Percolation in the loop O(1) model

Specialeforsvar: Boris Bolvig Kjær

Titel: Percolation in the loop O(1) model; Phase transition in the Ising model as seen by uniform even subgraphs

Abstract: The Ising model is the most well known mathematical model of ferromagnetism in condensed matter enabling rigorous mathematical analysis of phase transitions. Elementary phenomena pertinent to phase transition are described below, and proof is given for the classical result of Peierls on the existence of a non-trivial phase in the Ising model. The focus of this thesis is on graphical representations of the Ising model and the relation to percolation theory.
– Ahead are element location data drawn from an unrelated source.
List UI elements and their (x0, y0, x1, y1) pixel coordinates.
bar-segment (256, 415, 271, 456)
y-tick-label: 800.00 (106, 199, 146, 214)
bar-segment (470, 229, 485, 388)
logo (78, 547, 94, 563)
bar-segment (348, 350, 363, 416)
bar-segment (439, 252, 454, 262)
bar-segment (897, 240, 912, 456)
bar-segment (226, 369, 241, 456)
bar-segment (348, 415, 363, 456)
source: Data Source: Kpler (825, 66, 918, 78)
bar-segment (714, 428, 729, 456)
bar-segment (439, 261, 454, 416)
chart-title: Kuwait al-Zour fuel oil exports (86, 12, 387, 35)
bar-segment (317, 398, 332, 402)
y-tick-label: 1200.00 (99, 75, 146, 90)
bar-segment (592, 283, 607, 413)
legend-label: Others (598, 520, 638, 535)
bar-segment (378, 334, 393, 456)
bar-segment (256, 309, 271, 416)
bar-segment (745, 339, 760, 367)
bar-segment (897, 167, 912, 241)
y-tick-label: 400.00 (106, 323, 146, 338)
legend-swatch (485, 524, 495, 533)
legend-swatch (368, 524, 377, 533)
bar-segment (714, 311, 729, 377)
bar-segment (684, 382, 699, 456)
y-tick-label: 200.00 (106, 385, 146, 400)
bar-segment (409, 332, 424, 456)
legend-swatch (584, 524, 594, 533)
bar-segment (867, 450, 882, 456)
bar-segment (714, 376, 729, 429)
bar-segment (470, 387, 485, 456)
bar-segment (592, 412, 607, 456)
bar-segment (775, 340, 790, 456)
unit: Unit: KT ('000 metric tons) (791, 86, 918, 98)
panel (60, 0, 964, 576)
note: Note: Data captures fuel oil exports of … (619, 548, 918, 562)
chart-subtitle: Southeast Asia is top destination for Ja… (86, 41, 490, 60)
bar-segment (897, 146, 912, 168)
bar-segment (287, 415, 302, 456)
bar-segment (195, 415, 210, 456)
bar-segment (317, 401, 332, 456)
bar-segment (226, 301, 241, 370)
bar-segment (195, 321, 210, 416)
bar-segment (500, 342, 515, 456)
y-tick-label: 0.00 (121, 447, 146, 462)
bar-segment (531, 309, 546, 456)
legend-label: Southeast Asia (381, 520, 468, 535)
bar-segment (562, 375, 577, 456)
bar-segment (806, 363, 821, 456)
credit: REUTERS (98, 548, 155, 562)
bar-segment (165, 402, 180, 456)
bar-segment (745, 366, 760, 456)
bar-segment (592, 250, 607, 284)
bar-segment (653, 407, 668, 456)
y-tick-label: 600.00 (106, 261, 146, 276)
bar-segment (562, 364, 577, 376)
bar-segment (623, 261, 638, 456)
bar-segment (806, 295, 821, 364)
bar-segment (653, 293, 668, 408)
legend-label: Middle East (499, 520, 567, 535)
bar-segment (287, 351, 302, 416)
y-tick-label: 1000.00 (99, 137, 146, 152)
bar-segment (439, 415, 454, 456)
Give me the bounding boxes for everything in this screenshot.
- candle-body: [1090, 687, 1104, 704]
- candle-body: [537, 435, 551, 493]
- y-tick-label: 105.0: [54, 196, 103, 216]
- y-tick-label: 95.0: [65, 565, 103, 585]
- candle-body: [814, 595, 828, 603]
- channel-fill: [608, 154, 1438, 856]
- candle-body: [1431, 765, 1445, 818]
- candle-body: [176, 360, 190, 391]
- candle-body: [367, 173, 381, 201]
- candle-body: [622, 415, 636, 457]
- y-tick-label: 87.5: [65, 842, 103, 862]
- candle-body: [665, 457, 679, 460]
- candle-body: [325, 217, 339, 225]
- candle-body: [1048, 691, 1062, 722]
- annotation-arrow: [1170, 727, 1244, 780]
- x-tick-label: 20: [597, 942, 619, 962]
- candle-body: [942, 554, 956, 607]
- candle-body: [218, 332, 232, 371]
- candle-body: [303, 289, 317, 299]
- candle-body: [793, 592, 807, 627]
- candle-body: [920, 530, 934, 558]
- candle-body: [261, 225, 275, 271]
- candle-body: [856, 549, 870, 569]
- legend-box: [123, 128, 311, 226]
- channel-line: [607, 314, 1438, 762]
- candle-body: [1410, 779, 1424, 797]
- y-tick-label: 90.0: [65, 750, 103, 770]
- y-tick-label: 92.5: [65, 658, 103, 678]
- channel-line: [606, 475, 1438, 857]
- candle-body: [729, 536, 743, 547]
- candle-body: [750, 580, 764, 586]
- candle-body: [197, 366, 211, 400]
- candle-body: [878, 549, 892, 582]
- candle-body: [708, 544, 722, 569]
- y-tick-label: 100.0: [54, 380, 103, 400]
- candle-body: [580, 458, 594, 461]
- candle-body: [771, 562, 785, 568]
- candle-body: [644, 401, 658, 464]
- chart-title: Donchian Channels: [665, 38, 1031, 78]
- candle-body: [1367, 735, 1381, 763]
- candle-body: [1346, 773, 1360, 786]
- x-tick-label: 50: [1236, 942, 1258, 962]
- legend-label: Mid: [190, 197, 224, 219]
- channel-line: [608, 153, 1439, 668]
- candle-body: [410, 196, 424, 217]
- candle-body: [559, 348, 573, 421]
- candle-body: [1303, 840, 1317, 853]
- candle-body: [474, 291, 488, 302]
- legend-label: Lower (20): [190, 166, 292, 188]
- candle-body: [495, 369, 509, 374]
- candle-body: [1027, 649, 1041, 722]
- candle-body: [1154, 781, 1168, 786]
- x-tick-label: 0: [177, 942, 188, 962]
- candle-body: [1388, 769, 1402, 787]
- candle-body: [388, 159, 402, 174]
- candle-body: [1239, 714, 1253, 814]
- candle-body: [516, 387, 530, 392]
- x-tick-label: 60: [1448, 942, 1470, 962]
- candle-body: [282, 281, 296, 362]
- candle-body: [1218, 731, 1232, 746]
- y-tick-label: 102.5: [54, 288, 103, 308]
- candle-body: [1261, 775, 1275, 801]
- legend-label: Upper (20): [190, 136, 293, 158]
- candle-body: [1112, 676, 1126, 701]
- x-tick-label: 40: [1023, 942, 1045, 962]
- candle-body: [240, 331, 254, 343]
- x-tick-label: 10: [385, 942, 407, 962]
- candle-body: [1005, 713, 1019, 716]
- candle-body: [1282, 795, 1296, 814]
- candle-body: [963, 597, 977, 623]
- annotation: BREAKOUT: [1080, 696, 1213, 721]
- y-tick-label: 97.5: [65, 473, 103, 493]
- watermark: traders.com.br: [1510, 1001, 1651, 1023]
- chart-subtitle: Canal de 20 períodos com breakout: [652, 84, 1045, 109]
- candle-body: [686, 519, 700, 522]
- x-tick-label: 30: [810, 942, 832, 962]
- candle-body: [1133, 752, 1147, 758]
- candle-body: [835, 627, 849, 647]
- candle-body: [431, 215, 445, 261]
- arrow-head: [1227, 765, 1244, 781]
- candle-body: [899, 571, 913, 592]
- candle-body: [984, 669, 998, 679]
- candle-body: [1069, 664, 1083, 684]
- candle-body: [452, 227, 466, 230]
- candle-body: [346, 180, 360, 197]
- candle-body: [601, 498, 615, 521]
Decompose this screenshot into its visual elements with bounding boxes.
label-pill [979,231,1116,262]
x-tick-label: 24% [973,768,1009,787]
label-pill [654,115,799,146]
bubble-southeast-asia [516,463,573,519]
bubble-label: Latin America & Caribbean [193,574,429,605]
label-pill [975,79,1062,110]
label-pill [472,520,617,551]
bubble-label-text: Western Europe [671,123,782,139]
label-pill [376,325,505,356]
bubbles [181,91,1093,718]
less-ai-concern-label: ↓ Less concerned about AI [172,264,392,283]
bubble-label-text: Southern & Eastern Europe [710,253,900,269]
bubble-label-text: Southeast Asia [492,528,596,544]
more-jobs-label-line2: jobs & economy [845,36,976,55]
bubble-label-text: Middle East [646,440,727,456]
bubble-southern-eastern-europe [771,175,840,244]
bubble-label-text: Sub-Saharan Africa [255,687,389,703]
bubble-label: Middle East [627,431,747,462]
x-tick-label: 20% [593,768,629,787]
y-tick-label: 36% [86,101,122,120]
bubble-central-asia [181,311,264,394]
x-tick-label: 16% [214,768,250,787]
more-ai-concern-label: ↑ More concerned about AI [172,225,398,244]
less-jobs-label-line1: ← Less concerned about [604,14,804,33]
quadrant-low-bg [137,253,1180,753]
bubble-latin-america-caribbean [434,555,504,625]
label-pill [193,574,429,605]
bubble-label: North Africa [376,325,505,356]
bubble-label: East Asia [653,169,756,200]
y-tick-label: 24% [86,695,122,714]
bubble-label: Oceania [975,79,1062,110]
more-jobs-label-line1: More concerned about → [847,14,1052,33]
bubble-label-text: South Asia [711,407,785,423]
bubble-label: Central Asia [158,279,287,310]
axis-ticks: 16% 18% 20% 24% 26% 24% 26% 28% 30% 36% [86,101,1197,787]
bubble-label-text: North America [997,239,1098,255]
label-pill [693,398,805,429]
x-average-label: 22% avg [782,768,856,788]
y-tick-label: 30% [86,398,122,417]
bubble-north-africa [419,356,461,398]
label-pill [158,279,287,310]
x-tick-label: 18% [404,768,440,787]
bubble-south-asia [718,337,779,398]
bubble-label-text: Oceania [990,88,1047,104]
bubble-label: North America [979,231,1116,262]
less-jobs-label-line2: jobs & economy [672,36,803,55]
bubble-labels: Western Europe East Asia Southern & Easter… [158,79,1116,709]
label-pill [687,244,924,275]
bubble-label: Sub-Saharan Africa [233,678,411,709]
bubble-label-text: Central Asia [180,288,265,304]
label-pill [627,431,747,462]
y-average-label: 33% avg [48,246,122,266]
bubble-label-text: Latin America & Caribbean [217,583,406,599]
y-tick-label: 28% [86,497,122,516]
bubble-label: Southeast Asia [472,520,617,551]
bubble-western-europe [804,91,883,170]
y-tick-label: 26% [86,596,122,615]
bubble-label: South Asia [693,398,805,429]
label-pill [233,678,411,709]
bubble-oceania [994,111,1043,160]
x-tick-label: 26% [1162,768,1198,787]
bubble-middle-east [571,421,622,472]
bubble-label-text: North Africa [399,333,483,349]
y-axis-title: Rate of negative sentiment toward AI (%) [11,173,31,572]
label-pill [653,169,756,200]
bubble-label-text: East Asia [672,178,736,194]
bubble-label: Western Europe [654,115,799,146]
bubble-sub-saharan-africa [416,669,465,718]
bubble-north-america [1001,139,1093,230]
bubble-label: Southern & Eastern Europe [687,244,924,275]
Special attention is paid to the so-called loop O(1) model about which several new results are presented. The main result is the statement that the so-called random current model as well as the loop O(1) model corresponding to a super-critical Ising model are always at least critical, meaning that the twopoint correlation functions exhibit decay which is at most polynomial in the graph distance. Uniform even subgraphs play a critical part in the study of the loop O(1) model and are characterised by the Haar measure on the group of even subgraphs. In the infinite setting, this is a key insight when proving percolation on Z d, for d ≥ 3, a result not previously known. This result is extended to proving the existence of a non-trivial phase of the loop O(1) model, also an original contribution.

Vejledere: Albert H. Werner, Frederik Ravn Klausen
Censor:      Poul Hjorth, DTU